Schleswig-HolsteinMaßnahmenpaket für Cyber-Sicherheit

[01.06.2026] Schleswig-Holstein baut die Cyber-Sicherheit für Land und Kommunen aus. Zum Schutzschirm gehören unter anderem ein erweitertes Schwachstellenmanagement, mobile IT für Krisenlagen und Vor-Ort-Supportteams. Digitale souveräne Arbeitsplätze und IT-Infrastruktur sichern Behörden weiter ab.
Im Homeoffice für Cyber-Sicherheit sensibilisieren.

Das Land Schleswig-Holstein schützt seine Behörden mit einem umfänglichen Maßnahmenpaket.

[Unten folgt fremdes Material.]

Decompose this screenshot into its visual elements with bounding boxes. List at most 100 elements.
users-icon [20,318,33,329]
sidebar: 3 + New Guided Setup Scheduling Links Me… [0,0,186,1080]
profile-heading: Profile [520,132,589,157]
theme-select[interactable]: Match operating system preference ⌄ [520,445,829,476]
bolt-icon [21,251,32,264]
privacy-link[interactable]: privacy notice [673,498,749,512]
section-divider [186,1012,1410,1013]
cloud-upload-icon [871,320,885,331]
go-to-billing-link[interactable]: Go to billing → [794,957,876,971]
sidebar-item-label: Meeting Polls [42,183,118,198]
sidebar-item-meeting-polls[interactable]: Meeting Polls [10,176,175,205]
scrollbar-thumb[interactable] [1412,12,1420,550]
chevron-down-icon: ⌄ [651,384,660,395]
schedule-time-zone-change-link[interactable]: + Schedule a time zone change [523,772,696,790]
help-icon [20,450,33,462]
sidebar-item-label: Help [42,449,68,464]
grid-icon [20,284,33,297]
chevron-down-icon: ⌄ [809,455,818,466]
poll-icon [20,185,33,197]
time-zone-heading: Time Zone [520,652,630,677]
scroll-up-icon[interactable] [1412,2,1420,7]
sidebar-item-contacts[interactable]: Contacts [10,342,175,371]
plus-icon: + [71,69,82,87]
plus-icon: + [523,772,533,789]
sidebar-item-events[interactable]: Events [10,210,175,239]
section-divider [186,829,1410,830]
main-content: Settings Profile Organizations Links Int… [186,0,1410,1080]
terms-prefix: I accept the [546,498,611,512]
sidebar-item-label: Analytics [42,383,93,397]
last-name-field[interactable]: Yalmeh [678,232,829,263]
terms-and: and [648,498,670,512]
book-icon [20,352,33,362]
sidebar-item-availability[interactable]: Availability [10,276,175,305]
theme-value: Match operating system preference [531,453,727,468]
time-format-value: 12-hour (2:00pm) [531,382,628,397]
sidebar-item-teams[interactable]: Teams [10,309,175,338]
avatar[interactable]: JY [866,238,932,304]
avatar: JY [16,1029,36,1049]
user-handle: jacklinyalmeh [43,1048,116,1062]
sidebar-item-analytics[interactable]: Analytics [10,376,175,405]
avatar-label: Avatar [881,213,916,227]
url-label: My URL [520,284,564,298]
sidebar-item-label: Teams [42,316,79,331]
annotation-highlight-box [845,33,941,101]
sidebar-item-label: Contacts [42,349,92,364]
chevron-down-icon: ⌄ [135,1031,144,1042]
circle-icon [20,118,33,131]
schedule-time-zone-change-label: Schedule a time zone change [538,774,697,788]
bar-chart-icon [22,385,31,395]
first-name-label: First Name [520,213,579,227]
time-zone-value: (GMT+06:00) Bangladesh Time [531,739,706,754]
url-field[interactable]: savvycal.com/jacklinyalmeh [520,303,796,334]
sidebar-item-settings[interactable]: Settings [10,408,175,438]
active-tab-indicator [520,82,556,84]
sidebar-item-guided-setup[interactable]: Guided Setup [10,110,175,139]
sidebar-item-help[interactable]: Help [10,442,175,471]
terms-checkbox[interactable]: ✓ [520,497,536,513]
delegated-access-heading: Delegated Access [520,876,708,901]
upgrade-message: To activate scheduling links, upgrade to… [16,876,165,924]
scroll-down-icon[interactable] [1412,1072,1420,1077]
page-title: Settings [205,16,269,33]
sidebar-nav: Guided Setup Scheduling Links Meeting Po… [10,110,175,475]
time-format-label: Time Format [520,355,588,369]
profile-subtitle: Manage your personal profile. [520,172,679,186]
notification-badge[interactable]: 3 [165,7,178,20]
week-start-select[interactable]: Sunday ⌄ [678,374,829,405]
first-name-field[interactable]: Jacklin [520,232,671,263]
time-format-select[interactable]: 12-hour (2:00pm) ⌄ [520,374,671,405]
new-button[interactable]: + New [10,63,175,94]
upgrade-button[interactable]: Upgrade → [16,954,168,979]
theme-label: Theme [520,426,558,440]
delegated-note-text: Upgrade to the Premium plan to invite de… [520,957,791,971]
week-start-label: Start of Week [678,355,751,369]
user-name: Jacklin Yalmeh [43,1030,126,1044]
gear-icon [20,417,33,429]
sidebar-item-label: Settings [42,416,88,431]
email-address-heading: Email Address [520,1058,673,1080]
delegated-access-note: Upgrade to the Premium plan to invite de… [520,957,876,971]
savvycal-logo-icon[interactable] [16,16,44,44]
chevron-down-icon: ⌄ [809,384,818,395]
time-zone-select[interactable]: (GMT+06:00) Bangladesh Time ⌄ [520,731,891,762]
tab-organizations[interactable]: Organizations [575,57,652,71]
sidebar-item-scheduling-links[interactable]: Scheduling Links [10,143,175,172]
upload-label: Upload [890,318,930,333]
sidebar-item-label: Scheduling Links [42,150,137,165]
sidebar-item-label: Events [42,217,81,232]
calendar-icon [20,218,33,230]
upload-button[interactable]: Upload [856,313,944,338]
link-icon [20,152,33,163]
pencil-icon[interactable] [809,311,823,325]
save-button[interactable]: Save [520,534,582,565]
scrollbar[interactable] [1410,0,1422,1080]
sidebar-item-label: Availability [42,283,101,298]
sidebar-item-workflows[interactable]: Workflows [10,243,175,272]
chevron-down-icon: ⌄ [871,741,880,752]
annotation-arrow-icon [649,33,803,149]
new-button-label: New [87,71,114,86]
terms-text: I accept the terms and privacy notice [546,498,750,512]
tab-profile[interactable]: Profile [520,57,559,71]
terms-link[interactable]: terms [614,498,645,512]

(Bildquelle: peshkova/stock.adobe.com)

Land und Kommunen sehen sich zunehmend digitalen Angriffen ausgesetzt – die Anforderungen an die IT-Sicherheit in öffentlichen Verwaltungen steigen. Nun berichtet die Staatskanzlei des Landes Schleswig-Holstein über weitere Maßnahmen zur Stärkung der Informationssicherheit in der öffentlichen Verwaltung.

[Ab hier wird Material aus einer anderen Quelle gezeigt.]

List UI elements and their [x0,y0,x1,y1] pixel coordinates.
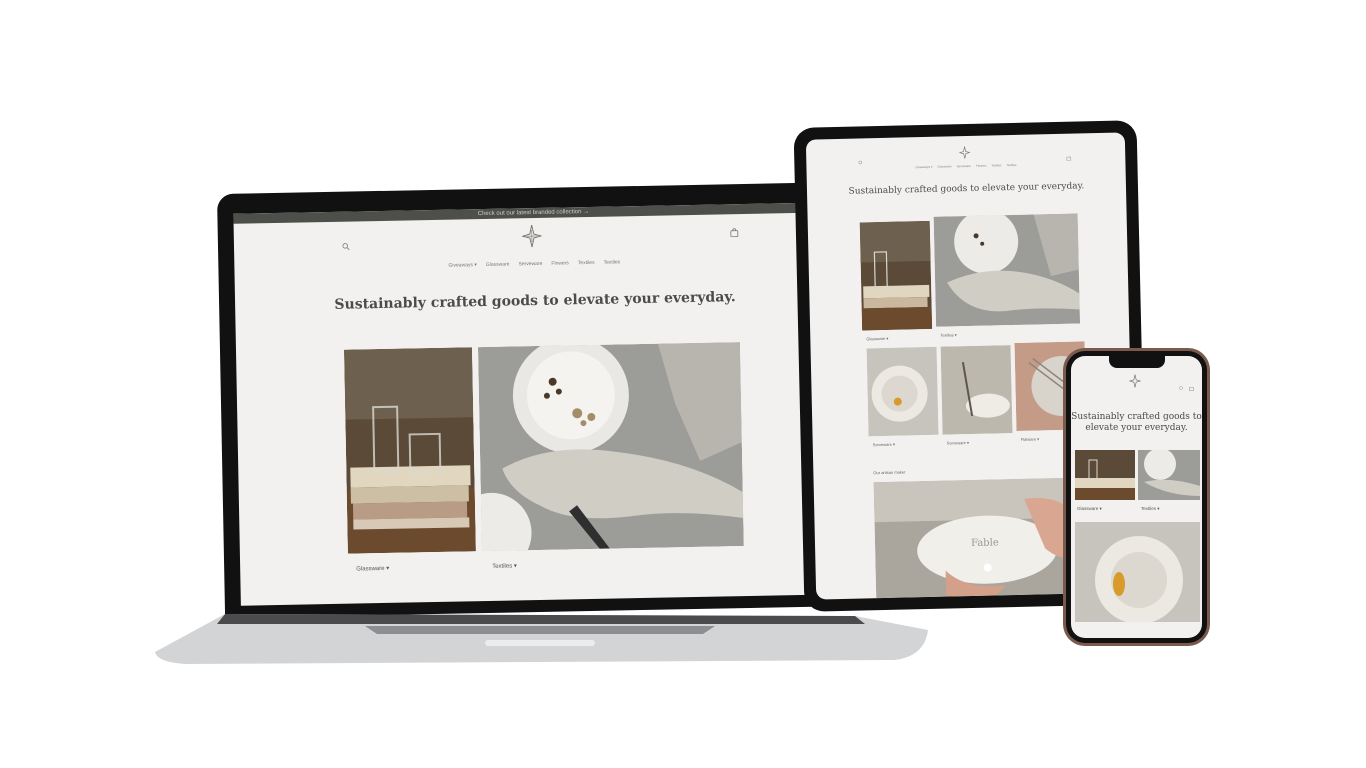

Staatskanzlei-Chef und Digitalisierungsminister Dirk Schrödter hatte vor kurzem den Wirtschafts- und Digitalisierungsausschuss des Landtages schriftlich über weitere Maßnahmen zur Stärkung der Informationssicherheit informiert. Auch schon im vergangenen Jahr hatte Schrödter dem Ausschuss ein Maßnahmenbündel vorgestellt. Mit umfassenden Maßnahmen werde die Informations- und Cybersicherheit sowie die digitale Resilienz Schleswig-Holsteins gestärkt. „Beides sind Querschnittthemen, die Sicherheit im digitalen Raum wird daher auch ressortübergreifend sowie im engen Austausch mit Kommunen, Ländern bis hin zur EU-Ebene angegangen“, so Schrödter.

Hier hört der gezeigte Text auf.